The feast of All Saints, on its current date, is traced to the foundation by Pope Gregory III (731–741) of an oratory in St. Peter's for the relics "of the holy apostles and of all saints, martyrs and confessors, of all the just made perfect who are at rest throughout the world", with the day moved to November 1.
This usually fell within a few weeks of the Celtic holiday of Samhain, which had a theme similar to that of Lemuria, but which was also a harvest festival. The Irish, whose holiday Samhain had been, did not celebrate All Hallows Day on this November 1 date, as extant historical documents attest that the celebration in Ireland took place in the spring: "...the Felire of Oengus and the 'Martyrology of Tallaght' prove that the early medieval churches [in Ireland] celebrated the feast of All Saints on April 20."
A November festival of all the saints was already widely celebrated on November 1 in the days of Charlemagne. It was made a day of obligation throughout the Frankish empire in 835, by a decree of Louis the Pious, issued "at the instance of Pope Gregory IV and with the assent of all the bishops", which confirmed its celebration on November 1. The octave was added by Pope Sixtus IV (1471—1484).
The festival was retained after the Reformation in the calendar of the Anglican Church and in many Lutheran churches. In the Lutheran churches, such as the Church of Sweden, it assumes a role of general commemoration of the dead. In the Swedish calendar, the observance takes place on the Saturday between October 31 and November 6. In many Lutheran Churches, it is moved to the first Sunday of November. It is also celebrated by other Protestants of the English tradition, such as the United Church of Canada and the Wesleyan Church. 
In the United Methodist Church, All Saint's Day is on the first Sunday in November. It is held to remember all those that have passed away from the local church congregation. A candle is lit by the Acolyte as each person's name is called out. Then, a liturgical prayer is offered for each soul in Heaven.
In Portugal, Spain and Mexico, ofrendas (offerings) are made on this day. In Spain, the play Don Juan Tenorio is traditionally performed. In Austria,Belgium, France, Hungary, Italy, Malta, Portugal and Spain people bring flowers to the graves of dead relatives.
In Poland, the Czech Republic, Sweden, Finland, Slovenia, Slovakia, Lithuania, Croatia, Austria, Romania, Hungary and catholic parts of Germany, the tradition is to light candles and visit the graves of deceased relatives.

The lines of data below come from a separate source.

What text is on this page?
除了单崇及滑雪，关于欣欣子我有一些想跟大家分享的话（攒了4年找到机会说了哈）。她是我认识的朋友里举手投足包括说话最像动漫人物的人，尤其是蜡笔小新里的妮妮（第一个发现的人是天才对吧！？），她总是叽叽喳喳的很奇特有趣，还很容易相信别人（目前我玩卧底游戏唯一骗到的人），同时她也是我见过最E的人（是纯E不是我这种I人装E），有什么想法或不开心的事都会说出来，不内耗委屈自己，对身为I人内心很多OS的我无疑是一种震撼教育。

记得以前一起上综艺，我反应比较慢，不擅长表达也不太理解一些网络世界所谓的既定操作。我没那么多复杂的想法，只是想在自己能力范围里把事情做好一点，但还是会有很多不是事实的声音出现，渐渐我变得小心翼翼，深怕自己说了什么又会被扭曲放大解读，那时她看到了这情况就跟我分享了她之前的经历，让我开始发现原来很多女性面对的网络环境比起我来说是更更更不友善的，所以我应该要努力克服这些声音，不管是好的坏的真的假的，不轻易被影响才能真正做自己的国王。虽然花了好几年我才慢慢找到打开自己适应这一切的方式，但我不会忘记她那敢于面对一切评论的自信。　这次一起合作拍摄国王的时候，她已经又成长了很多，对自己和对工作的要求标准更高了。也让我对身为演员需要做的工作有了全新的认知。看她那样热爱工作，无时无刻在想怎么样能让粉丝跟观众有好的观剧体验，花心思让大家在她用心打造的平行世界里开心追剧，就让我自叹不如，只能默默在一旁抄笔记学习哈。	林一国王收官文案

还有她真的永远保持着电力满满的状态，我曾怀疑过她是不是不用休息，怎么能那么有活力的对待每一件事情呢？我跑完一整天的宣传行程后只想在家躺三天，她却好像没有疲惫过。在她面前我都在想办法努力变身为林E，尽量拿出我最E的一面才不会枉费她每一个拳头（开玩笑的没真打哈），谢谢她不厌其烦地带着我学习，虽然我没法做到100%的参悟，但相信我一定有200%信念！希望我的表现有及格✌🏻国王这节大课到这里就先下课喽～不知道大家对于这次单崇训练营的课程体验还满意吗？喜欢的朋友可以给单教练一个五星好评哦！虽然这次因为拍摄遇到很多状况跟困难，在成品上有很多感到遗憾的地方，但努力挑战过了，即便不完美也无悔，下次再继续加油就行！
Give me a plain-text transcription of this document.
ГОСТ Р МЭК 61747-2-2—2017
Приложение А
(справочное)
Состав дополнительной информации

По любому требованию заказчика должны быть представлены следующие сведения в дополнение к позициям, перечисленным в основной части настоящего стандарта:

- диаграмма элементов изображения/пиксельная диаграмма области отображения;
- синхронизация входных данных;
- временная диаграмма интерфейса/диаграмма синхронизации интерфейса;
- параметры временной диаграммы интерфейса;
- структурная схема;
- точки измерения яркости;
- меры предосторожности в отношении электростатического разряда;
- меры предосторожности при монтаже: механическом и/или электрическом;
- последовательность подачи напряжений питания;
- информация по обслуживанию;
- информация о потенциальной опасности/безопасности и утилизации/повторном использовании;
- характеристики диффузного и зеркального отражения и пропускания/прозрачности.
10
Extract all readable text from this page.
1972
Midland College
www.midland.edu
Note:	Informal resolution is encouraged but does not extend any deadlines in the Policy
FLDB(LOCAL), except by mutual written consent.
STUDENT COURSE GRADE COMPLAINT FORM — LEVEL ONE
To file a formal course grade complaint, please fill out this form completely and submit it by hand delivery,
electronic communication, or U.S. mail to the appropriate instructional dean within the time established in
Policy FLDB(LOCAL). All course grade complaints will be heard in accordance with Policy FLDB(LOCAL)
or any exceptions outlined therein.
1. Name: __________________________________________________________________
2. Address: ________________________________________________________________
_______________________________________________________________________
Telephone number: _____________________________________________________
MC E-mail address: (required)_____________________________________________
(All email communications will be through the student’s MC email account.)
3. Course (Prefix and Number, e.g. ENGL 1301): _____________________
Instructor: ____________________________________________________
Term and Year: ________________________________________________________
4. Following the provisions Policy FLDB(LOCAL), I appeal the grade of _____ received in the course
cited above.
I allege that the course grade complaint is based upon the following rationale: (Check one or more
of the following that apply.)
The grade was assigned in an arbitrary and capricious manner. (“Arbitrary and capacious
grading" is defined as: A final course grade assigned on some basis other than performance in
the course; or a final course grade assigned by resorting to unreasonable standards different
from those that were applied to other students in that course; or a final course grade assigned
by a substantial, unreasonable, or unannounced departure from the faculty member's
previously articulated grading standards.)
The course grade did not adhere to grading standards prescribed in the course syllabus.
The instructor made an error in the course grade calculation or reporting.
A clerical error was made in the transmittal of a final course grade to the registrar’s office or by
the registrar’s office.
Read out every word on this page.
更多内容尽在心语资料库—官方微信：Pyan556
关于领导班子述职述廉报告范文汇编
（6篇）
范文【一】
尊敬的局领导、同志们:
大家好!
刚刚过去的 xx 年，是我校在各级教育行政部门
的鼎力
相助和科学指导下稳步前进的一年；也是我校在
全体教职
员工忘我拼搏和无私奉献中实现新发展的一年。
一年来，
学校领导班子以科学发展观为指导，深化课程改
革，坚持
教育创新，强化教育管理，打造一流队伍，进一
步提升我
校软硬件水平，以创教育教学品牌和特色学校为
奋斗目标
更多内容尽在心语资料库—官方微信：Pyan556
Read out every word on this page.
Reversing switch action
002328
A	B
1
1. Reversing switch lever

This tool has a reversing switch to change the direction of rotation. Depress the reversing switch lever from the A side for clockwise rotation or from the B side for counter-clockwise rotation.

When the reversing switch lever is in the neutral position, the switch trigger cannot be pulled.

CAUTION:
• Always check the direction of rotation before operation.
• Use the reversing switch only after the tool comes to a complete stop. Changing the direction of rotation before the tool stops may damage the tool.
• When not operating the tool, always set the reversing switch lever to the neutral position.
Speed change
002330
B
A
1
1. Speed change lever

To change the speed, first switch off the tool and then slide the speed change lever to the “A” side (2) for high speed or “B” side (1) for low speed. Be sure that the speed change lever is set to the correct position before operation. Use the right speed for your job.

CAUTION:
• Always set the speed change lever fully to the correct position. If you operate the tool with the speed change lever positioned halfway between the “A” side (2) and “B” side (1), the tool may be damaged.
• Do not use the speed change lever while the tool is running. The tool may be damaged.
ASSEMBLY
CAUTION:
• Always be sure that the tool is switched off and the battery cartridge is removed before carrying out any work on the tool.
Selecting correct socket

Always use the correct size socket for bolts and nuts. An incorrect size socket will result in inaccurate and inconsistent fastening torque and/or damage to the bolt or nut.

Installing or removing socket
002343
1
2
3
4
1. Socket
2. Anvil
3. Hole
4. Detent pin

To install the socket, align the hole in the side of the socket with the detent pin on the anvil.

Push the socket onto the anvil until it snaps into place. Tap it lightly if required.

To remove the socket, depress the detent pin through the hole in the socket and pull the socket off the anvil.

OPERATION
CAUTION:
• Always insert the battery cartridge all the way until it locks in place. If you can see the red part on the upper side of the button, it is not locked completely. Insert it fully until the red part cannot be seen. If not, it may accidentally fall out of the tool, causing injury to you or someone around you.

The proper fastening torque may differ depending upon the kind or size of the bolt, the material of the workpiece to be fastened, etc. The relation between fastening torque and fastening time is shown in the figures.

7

In the Philippines, this day, called "Undas", "Todos los Santos" (literally "All Saints"), and sometimes "Araw ng mga Namayapa" (approximately "Day of the deceased") is observed as All Souls' Day. This day and the one before and one after it is spent visiting the graves of deceased relatives, where prayers and flowers are offered, candles are lit and the graves themselves are cleaned, repaired and repainted.